Gravitational self-lensing of Fast Radio Bursts in neutron star magnetospheres: II. Applications to strong repeaters and the CHIME population

TL;DR

This paper applies a gravitational self-lensing model of neutron star magnetospheres to explain various features of FRB populations, including energy distributions and geometrical constraints, and compares predictions with FAST and CHIME data.

Contribution

It demonstrates that the gravitational self-lensing model can account for observed FRB properties and constrains the system geometry and source orientation.

Findings

FRB energy distribution from FRB 20121102A explained by antipodal hotspots

System geometry constrained to within 2 degrees for certain repeaters

Model predictions align with CHIME FRB fluence and distance distributions

Abstract

Paper I in this series introduced a model in which seed radio bursts produced by a hotspot anchored in the magnetosphere of a highly-magnetic neutron star (NS) are greatly amplified by strong gravitational self-lensing and thus give rise to Fast Radio Bursts (FRBs).

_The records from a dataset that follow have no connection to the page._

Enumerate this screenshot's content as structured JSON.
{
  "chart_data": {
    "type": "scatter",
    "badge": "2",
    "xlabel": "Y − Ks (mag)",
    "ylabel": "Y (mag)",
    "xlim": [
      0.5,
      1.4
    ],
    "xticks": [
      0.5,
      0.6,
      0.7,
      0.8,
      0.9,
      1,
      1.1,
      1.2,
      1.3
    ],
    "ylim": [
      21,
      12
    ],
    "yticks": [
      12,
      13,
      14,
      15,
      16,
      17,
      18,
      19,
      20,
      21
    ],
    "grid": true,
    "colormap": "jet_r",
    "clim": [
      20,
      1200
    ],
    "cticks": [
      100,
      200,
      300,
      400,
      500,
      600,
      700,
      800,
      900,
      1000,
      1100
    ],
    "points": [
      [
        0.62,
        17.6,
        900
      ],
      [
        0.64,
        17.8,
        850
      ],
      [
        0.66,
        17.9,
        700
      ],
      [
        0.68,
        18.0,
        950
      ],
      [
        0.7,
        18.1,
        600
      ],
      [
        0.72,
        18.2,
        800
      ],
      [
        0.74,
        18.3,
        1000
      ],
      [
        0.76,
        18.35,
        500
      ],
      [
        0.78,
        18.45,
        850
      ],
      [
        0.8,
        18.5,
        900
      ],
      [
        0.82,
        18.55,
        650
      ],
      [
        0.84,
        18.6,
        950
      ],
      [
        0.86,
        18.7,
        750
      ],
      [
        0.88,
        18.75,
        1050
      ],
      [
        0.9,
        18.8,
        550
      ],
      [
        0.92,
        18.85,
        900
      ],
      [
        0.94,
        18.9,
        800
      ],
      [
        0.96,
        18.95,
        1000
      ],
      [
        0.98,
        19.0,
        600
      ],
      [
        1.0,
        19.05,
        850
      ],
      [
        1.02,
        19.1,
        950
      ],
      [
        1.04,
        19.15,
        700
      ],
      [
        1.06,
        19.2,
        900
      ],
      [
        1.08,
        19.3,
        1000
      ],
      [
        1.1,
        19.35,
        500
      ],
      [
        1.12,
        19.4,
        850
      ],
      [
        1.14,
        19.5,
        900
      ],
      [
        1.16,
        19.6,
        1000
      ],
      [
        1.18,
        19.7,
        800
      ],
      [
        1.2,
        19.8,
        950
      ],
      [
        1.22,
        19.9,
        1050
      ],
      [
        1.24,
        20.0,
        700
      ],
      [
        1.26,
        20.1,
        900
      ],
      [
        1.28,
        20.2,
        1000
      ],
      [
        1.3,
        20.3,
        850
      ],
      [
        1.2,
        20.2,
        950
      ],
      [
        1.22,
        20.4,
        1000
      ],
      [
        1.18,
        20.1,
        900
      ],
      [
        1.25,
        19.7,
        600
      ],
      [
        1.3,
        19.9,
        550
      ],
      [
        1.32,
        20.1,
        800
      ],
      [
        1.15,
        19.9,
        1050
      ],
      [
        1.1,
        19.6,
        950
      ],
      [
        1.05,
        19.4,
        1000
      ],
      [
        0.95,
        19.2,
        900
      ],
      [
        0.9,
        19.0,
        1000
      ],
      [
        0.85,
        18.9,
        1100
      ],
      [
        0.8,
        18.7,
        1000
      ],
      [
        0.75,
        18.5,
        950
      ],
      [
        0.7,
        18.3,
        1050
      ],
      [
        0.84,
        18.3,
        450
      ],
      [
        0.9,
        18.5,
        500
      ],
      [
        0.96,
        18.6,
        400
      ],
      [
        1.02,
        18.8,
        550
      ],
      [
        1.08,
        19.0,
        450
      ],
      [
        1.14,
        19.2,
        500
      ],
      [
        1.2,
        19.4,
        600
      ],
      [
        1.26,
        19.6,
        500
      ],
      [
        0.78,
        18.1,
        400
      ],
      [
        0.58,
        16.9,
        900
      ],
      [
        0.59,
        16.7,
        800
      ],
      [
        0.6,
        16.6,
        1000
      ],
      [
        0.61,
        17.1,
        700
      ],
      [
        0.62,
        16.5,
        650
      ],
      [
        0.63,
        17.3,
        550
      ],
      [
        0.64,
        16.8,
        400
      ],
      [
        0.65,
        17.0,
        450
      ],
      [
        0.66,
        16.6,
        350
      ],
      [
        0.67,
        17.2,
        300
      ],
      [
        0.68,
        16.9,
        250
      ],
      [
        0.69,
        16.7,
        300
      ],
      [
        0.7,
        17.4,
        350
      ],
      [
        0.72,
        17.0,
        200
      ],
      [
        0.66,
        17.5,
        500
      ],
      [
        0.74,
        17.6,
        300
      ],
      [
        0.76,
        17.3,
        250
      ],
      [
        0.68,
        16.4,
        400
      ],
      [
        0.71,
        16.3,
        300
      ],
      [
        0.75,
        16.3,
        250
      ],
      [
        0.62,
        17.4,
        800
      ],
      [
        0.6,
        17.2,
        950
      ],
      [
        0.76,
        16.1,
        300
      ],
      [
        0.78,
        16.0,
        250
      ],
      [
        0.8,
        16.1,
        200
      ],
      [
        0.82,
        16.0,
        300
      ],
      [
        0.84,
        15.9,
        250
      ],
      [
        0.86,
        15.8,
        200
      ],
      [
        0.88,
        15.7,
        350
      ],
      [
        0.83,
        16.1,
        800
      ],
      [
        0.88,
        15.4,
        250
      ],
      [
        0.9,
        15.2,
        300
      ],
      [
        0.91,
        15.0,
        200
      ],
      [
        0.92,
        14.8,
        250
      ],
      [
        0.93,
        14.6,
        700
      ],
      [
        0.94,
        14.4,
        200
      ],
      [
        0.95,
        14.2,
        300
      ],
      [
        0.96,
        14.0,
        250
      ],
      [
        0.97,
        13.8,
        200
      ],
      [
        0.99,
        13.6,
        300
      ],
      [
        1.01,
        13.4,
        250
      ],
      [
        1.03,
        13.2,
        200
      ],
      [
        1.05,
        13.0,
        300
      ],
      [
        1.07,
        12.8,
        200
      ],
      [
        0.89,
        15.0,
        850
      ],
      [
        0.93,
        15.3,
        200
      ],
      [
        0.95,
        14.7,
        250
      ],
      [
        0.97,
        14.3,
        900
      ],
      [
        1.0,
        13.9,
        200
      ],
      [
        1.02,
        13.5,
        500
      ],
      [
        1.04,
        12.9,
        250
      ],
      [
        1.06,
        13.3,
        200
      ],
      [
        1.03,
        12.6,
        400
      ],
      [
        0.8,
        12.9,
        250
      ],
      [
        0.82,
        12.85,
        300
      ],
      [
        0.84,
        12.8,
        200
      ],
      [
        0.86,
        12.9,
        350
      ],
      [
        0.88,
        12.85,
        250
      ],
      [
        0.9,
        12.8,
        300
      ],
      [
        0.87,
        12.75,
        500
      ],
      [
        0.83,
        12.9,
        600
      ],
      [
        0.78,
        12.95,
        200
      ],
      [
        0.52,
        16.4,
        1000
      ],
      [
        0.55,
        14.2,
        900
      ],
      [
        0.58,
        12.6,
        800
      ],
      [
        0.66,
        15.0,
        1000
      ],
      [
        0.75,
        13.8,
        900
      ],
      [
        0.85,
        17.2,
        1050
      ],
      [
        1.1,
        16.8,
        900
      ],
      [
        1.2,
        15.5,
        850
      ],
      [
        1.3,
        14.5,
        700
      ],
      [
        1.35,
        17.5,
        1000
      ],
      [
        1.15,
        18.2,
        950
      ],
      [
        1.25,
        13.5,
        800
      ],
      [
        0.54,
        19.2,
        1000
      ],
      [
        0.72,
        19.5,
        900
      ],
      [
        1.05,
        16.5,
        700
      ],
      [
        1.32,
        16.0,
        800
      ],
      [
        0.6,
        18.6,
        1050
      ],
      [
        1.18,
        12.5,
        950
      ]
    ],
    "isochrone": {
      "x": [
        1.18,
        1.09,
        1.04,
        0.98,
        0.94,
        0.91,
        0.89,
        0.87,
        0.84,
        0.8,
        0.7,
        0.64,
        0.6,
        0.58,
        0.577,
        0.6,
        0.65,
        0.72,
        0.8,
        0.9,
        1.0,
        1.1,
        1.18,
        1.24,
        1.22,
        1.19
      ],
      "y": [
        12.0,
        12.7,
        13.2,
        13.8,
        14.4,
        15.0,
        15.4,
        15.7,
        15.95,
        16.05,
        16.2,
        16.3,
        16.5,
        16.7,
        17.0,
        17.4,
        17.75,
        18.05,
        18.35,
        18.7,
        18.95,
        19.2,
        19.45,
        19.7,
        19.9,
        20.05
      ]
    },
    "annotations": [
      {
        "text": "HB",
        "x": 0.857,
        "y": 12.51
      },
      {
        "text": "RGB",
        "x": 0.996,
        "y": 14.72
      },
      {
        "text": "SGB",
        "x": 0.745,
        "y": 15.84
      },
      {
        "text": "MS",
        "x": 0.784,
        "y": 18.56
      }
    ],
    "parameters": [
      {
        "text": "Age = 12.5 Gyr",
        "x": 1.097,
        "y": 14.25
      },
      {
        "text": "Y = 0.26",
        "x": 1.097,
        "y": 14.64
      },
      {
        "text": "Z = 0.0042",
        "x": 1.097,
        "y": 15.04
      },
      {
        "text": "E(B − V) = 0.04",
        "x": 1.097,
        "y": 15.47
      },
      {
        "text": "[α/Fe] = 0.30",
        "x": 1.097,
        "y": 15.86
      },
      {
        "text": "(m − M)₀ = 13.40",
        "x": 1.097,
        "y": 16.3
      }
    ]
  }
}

Key features of the FRB population such as the observed dichotomy between repeating and non-repeating sources, their large luminosities and the high-energy power-law distribution of their bursts naturally arise in the model from the amplification dependence on the relative orientation of the rotation axis with respect to the hotspot and the line of sight. Here we compare the model predictions with Five-hundred-meter Aperture Spherical radio Telescope (FAST) data from repeaters and with the general population of FRBs. We find that the burst energy distribution from FRB 20121102A can be explained by assuming two antipodal hotspots in the NS magnetosphere, both producing seed bursts with the same log-normal energy distribution. This scenario implies a well-aligned system geometry, with the rotation axis, line of sight, and hotspot sites separated by $\lesssim 2${\deg}. Similar constraints are found for FRB 20201124A and FRB 20220912A, and weaker ones for FRB 20190520B, owing to its smaller burst sample. We also show that precession of the NS rotation axis can explain the time evolution of the burst energy distribution from FRB 20121102A as well as its temporary disappearance. In application to a cosmological population of randomly-oriented sources the model predicts distance and fluence distributions of FRBs in good agreement with those from a completeness-selected subsample of the first CHIME/FRB catalogue, provided the energy distribution of seed bursts spans a range of ${\sim10^{35}-10^{38}}$ erg.